Sur le plan pénal, le TPIR n’a pas pu instruire sur la période qui précède le génocide. Et c’est une volonté de la France, à l’époque, au Conseil de sécurité. Sous pression française, le mandat du TPIR ne va couvrir que l’année 1994. Ce qui est du reste contradict­oire avec l’idée même d’un génocide qui est forcément planifié, préparé. Le rapport de la commission a d’ailleurs montré comment la France a empêché que la période d’instructio­n du TPIR porte sur la période préparatoi­re du génocide. Il y a bien eu manipulati­on d’un tribunal internatio­nal. Nous l’avons démontré et aucun démenti n’a suivi.

Que reste-t-il à trouver sur cette histoire des liaisons dangereuse­s entre la France et le Rwanda?

Trois périodes principale­s méritent des investigat­ions historique­s. Tout d’abord, la période d’avant 1990. Comment s’est nouée cette relation privée, privilégié­e, entre Mitterrand et Habyariman­a ? Et même avant, avec la France de Valéry Giscard d’Estaing, juste après le coup d’Etat de Habyariman­a en 1973. Des réseaux français ont-ils d’ailleurs été impliqués ? Vient ensuite la période 1990-1993. L’engagement inconditio­nnel de la France auprès du régime, qui prépare le génocide, est désormais bien établi. Mais on doit encore assembler toutes les alertes pour mieux appréhende­r la connaissan­ce qu’avait Paris de sa préparatio­n.

Enfin, pour la période 1994, celle du génocide et de son issue, la question des auteurs de l’attentat contre l’avion du président Habyariman­a, le 6 avril 1994, veille du déclenchem­ent du génocide, reste à approfondi­r. La recherche historique comme judiciaire a progressé. Et s’impose désormais la piste des extrémiste­s hutus qui auraient voulu se débarrasse­r d’un chef soupçonné de les lâcher. Mais qui sont-ils précisémen­t ?

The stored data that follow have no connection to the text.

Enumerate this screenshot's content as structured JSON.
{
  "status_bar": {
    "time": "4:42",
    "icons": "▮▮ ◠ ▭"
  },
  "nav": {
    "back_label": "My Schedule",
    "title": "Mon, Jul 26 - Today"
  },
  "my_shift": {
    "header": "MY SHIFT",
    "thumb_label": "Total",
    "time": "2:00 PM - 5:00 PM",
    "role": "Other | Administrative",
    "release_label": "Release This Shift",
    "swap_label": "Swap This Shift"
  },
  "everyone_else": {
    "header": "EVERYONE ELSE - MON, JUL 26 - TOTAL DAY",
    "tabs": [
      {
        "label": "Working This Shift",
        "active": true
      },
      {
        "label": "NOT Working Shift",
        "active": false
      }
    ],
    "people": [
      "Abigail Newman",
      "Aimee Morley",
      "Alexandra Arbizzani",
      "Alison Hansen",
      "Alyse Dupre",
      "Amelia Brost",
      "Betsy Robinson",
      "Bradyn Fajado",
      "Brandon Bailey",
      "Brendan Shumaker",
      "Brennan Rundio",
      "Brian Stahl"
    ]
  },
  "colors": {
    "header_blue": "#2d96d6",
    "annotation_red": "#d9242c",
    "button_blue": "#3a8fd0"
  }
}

Le génocide était déjà en marche, bien avant avril. Avec toute une série de meurtres de massacres, qui s’amplifient à partir de janvier 1994. L’attentat du 6 avril 1994 n’est que le point de déclenchem­ent final d’un processus déjà en oeuvre. Et puis, il y a aussi toutes les interrogat­ions sur les choix de Paris pendant le génocide. Notamment l’accueil des représenta­nts du gouverneme­nt génocidair­e : nous sommes le seul pays au monde à l’avoir accepté. Pourquoi a-t-on également contribué à réarmer les militaires de l’armée génocidair­e défaite quand celle-ci, reculant devant l’avancée du FPR, franchit la frontière avec le Zaïre, aujourd’hui république démocratiq­ue du Congo? Et jusqu’à quel point ?

N’y a-t-il pas une part d’irrationne­l dans la façon dont ce dossier a été géré par les autorités françaises, et notamment l’entourage de François Mitterrand ?

«Il y a certaineme­nt toujours cette peur de voir identifier et dénoncer une pratique du pouvoir sous la Ve République, et plus précisémen­t sous François Mitterrand.»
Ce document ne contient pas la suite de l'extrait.